Durant leur odyssée vers le camp de base, les randonneurs prennent leur temps, s’arrêtent régulièrement. Les porteurs eux partent dès le lever du soleil, après une maigre collation faite de chai (thé) et de chapati (galette de farine) après avoir passé la nuit abrités sous de simples bâches en plastique.

Des mules transportent aussi une grande partie du chargement mais le long des pistes, se rencontrent parfois leurs dépouilles desséchées. «Parfois il fait froid, parfois il pleut, parfois le temps est rude», explique le porteur Khadim Hussain. Jeune, «je n’avais peur de personne, de rien. J’ignorais la peur», affirme l’homme de 65 ans.
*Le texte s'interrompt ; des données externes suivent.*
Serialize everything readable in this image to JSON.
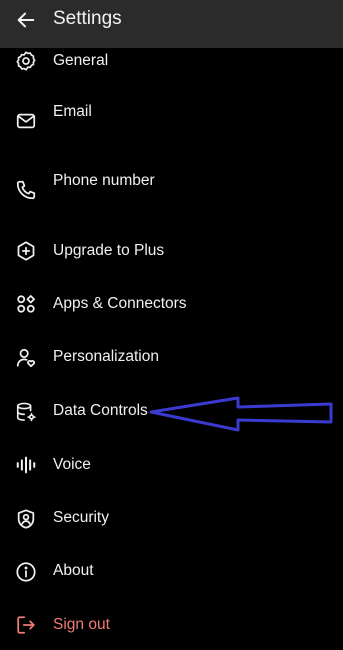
{
  "header": {
    "title": "Settings",
    "back_icon": "arrow-left-icon",
    "background": "#2b2b2b"
  },
  "menu": {
    "items": [
      {
        "key": "general",
        "label": "General",
        "icon": "gear-icon"
      },
      {
        "key": "email",
        "label": "Email",
        "icon": "mail-icon"
      },
      {
        "key": "phone",
        "label": "Phone number",
        "icon": "phone-icon"
      },
      {
        "key": "upgrade",
        "label": "Upgrade to Plus",
        "icon": "plus-badge-icon"
      },
      {
        "key": "apps",
        "label": "Apps & Connectors",
        "icon": "apps-icon"
      },
      {
        "key": "personalization",
        "label": "Personalization",
        "icon": "person-heart-icon"
      },
      {
        "key": "data-controls",
        "label": "Data Controls",
        "icon": "database-gear-icon"
      },
      {
        "key": "voice",
        "label": "Voice",
        "icon": "waveform-icon"
      },
      {
        "key": "security",
        "label": "Security",
        "icon": "shield-user-icon"
      },
      {
        "key": "about",
        "label": "About",
        "icon": "info-icon"
      },
      {
        "key": "sign-out",
        "label": "Sign out",
        "icon": "sign-out-icon"
      }
    ]
  },
  "colors": {
    "background": "#000000",
    "text": "#f0f0f0",
    "danger": "#f07c74",
    "annotation": "#3a3ad0"
  },
  "annotation": {
    "icon": "arrow-left-outline-icon",
    "points_to": "Data Controls"
  }
}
De nos jours, le camp de base du K2 accueille les grimpeurs avec de la décoration, des bols garnis de faux fruits en plastique et des guirlandes lumineuses, mais aussi des verres à vin, autant de petits luxes qui indiquent que la «montagne sauvage» a été apprivoisée par des pouvoirs commerciaux qui s’appuient sur les porteurs.
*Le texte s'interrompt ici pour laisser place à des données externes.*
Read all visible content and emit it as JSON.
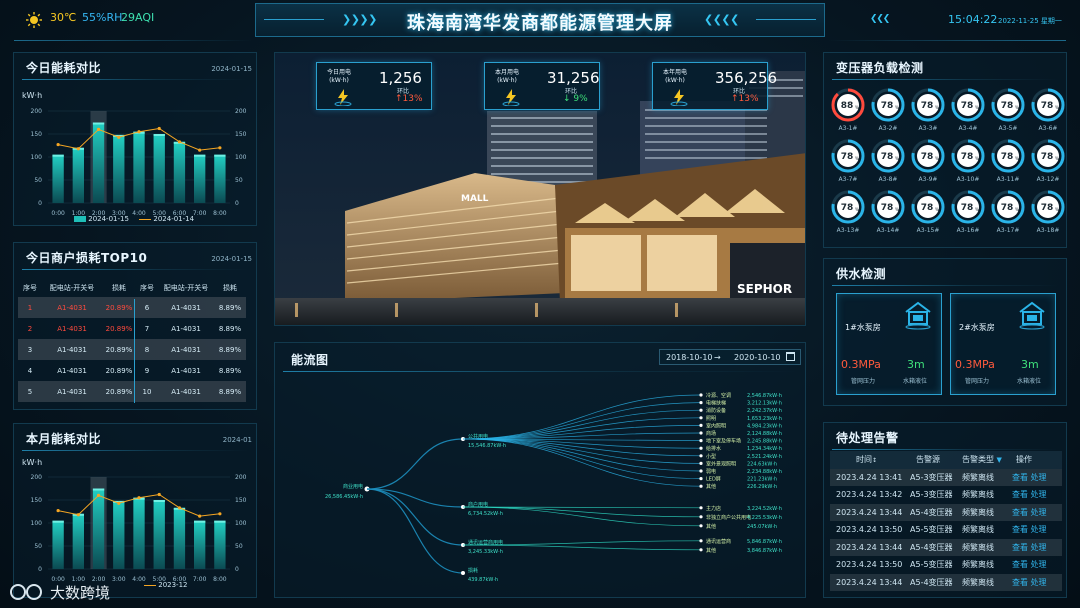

Ils composent «la planche de salut des alpinistes», selon l’expression du président du Club alpin du Pakistan, Abu Zafar Sadiq.  Mais les porteurs sont eux réduits à quémander auprès des touristes des médicaments de base, des piles pour leurs torches frontales ou des batteries externes pour leur téléphone portable.

De nouveaux itinéraires sont tracés à travers les vallées et creusés dans la glace, promettant de rendre leur travail plus facile et plus sûr.

Mais les porteurs sont inquiets de l’impact sur leur emploi. A Urdukas, un campement semblable à un nid d’aigle, au-dessus du glacier Baltoro, dédale accidenté de glace et de pierres, dont la traversée prend cinq jours, une plaque rend hommage aux trois porteurs tués par des chutes de pierres en «servant la cause du tourisme» en 2011.

Les porteurs y ont organisé des chants et des danses de commémoration, tournoyant à tour de rôle autour d’un bidon servant de tambour.

«Mon lien avec les montagnes est celui d’un enfant à sa mère», explique le chef des porteurs, Wali Khan, 42 ans. «C’est une sorte de passion», explique-t-il, «nombre de nos grimpeurs ont été ensevelis sous la neige ici. Ils savaient aussi qu’ils y mourraient un jour, mais ils y allaient quand même».